There is a large literature on the effects of foreign aid on economy-wide growth but the effects of agriculture sector aid on agricultural growth have received much less attention from economists. Norton, Ortiz, and Pardey (1992) included a total aid variable when estimating agricultural production functions for developing countries, but they did not distinguish between agriculture-specific aid and other categories of development assistance. Moreover, the production function they estimated also included indicators of both the quantity and quality of agricultural inputs (labor, tractor horsepower, land quality, education) which themselves could be the specific targets of aid.

Analytical Framework

Has OECD agricultural trade protection and support hurt agricultural sector performance in developing countries? Has OECD development assistance for agriculture helped it? Herein we address these two questions using cross-sectional regression analysis of data for a sample of eighty-seven developing countries for the period 1986-2004. Following Gardner (2003), we use the annual growth rate of real agricultural GDP per worker as an indicator of agricultural performance in developing countries. The key independent variables are country-specific indicators of OECD agricultural support policy and normalized agricultural development assistance.

Trend growth rates in agricultural GDP per worker were measured as the slope coefficients estimated from log-linear trend regressions of annual data for each developing country in the sample. Real agricultural GDP data were taken mainly from the World Bank's World Development Indicators (WDI) and from the United Nations Statistics Division; agricultural labor force data are from the FAO. (1) We adopt the average annual real agricultural GDP for 1981-1985 as the base value for the growth regressions.

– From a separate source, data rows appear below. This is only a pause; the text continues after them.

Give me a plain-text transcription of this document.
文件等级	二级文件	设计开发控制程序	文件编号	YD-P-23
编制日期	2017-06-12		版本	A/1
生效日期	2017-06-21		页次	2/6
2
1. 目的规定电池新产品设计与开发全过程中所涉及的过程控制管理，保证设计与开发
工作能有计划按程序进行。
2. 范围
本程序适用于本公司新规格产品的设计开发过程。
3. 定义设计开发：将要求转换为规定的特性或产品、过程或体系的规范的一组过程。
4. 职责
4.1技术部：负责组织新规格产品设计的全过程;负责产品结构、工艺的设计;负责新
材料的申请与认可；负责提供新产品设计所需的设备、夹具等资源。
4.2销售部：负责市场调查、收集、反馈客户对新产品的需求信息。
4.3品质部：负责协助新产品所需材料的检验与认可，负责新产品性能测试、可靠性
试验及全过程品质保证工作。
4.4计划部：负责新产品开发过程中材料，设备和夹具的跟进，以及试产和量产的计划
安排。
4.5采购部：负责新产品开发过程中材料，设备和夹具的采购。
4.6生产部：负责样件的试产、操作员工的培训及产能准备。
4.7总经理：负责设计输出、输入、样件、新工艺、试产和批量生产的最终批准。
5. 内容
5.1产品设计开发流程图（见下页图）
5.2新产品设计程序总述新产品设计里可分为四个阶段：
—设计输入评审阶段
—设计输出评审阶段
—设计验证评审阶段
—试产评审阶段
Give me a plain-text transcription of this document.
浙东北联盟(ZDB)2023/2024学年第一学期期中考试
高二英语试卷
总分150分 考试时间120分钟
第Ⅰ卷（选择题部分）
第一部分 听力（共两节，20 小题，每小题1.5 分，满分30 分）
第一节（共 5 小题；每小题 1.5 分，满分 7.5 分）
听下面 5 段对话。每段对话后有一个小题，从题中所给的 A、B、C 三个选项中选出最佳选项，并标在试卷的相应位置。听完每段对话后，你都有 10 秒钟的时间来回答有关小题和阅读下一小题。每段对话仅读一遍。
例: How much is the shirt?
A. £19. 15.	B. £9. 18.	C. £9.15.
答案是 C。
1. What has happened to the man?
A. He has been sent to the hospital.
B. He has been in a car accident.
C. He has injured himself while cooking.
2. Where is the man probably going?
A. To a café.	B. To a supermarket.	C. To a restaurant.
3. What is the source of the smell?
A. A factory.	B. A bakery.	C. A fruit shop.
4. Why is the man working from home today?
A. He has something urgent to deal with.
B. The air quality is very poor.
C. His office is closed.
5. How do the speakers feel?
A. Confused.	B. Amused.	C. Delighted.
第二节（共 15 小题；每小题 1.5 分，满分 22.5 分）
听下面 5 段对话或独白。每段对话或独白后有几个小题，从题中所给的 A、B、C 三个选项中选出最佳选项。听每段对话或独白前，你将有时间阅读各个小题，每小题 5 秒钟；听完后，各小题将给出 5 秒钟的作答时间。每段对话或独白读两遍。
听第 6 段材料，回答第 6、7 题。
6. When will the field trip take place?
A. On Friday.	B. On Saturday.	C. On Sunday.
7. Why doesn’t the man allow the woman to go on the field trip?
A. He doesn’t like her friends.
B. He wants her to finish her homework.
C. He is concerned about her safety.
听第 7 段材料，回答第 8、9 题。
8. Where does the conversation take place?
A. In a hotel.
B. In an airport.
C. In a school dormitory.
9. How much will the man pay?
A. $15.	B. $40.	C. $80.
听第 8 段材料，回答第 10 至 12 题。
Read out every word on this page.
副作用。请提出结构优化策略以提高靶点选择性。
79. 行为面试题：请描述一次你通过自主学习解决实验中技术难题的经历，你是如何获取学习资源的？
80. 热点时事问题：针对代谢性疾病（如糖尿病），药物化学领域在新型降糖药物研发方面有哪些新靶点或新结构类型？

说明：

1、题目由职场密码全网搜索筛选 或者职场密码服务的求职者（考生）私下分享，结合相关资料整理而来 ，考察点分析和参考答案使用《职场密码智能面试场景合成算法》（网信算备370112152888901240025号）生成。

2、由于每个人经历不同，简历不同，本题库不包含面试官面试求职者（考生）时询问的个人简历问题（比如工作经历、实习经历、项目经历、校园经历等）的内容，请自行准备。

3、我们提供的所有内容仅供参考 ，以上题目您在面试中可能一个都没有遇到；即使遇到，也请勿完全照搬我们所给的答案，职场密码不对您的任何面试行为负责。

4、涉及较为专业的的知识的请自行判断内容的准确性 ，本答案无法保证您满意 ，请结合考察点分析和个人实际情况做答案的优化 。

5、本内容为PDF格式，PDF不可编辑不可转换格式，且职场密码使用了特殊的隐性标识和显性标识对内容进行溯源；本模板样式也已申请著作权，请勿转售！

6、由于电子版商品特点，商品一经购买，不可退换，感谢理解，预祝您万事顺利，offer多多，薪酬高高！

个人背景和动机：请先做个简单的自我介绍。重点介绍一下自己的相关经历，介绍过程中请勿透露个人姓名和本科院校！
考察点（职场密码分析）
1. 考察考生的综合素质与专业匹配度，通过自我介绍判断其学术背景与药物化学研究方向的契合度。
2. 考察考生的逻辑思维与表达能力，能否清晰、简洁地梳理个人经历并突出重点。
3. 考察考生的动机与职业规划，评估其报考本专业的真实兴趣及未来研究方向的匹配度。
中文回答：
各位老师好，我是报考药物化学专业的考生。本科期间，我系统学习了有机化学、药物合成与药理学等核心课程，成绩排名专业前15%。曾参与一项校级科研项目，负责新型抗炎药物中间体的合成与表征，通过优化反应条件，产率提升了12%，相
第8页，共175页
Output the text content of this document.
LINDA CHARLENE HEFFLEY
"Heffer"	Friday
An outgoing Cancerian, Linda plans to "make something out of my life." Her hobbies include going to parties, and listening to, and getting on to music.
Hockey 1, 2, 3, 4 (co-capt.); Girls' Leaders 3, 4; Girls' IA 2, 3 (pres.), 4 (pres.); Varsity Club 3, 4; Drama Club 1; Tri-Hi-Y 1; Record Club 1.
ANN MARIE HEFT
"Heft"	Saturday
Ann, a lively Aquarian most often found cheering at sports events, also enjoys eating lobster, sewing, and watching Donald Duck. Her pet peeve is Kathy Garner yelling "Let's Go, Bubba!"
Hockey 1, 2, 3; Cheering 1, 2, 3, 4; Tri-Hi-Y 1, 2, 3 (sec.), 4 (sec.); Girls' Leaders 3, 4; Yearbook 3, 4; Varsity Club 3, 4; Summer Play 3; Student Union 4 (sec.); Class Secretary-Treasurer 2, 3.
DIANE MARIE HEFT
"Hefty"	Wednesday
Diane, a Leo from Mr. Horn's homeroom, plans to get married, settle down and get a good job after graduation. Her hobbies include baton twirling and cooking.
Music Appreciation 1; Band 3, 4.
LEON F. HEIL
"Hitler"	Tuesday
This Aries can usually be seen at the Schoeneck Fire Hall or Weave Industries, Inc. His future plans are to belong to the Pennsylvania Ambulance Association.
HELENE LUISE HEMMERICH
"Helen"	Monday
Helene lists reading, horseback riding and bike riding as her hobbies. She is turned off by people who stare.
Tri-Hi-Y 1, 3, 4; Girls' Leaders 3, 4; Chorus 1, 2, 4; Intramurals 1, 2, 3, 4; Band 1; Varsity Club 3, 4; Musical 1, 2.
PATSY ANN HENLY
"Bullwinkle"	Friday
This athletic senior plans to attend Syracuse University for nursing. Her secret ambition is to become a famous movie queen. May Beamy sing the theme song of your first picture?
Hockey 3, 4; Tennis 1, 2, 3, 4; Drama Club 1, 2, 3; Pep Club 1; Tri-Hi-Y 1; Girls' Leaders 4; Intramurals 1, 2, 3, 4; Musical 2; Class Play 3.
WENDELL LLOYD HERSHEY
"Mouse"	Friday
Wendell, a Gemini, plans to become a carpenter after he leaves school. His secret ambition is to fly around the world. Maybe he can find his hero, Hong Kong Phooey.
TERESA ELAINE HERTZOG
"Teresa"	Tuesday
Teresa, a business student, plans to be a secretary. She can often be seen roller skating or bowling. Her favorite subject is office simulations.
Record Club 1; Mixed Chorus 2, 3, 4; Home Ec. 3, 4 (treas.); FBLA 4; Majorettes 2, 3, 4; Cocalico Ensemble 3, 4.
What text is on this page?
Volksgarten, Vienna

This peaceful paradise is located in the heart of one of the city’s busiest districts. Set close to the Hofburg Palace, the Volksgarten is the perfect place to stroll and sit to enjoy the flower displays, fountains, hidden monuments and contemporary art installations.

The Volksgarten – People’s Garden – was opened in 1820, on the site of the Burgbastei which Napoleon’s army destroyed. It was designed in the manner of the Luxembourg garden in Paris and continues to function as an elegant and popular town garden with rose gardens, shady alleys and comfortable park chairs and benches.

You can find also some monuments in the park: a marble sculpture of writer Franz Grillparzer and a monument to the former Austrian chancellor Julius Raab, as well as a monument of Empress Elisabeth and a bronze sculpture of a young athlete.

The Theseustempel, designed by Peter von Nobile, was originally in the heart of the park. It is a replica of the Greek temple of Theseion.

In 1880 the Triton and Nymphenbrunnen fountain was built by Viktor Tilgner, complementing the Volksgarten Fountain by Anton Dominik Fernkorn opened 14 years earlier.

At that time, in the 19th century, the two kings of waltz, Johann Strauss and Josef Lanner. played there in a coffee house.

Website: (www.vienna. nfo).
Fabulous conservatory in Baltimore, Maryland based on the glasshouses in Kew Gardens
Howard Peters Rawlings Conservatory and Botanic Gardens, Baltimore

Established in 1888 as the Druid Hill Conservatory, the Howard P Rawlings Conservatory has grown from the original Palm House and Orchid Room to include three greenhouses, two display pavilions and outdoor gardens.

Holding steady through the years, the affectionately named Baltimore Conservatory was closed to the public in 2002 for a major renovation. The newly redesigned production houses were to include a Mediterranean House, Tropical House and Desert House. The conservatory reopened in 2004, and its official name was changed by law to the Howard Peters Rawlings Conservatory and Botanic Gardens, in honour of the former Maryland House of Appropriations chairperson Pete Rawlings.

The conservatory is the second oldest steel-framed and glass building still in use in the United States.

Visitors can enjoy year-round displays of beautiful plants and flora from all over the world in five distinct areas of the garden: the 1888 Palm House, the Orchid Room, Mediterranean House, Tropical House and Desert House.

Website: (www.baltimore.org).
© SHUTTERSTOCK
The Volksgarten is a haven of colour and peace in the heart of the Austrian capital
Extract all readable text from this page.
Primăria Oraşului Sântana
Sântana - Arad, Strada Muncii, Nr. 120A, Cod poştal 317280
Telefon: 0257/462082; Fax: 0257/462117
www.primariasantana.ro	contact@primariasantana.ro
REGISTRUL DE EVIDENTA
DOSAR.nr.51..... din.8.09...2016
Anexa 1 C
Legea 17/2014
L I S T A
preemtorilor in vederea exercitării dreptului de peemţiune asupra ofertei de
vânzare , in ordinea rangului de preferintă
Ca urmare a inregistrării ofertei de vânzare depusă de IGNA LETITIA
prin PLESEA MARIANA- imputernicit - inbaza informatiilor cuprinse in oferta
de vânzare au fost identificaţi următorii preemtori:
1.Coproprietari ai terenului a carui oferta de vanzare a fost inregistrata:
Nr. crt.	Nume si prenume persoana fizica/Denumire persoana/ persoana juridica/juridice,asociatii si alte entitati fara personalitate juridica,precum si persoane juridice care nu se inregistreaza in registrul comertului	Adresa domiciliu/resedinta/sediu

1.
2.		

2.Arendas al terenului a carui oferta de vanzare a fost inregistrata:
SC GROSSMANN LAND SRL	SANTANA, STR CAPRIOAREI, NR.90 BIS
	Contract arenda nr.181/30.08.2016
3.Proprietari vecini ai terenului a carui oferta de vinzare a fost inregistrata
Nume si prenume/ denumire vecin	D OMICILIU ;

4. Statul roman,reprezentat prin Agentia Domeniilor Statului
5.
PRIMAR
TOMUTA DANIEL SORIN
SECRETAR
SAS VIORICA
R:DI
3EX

Another variable introduced into the regression as an indicator of initial conditions is the base period share of each country's agricultural land base devoted to crops benefiting from OECD trade protection and subsidy. We included this variable to test whether, independently of the growth effects of OECD trade or aid policy that we measure separately, those countries exhibiting agricultural production profiles broadly similar to OECD countries might have better agricultural growth potential than others. One channel for such potential is through spillovers from OECD country investments in production-enhancing agricultural research, typically targeted to the same crops covered by OECD agricultural support. Another is in the higher degree of tradability of commodities protected and subsidized in OECD countries as compared to the bulk of commodities produced in developing countries. The global transportation, marketing, and regulatory infrastructure that fosters trade in OECD farm commodities may create trading opportunities for some developing countries.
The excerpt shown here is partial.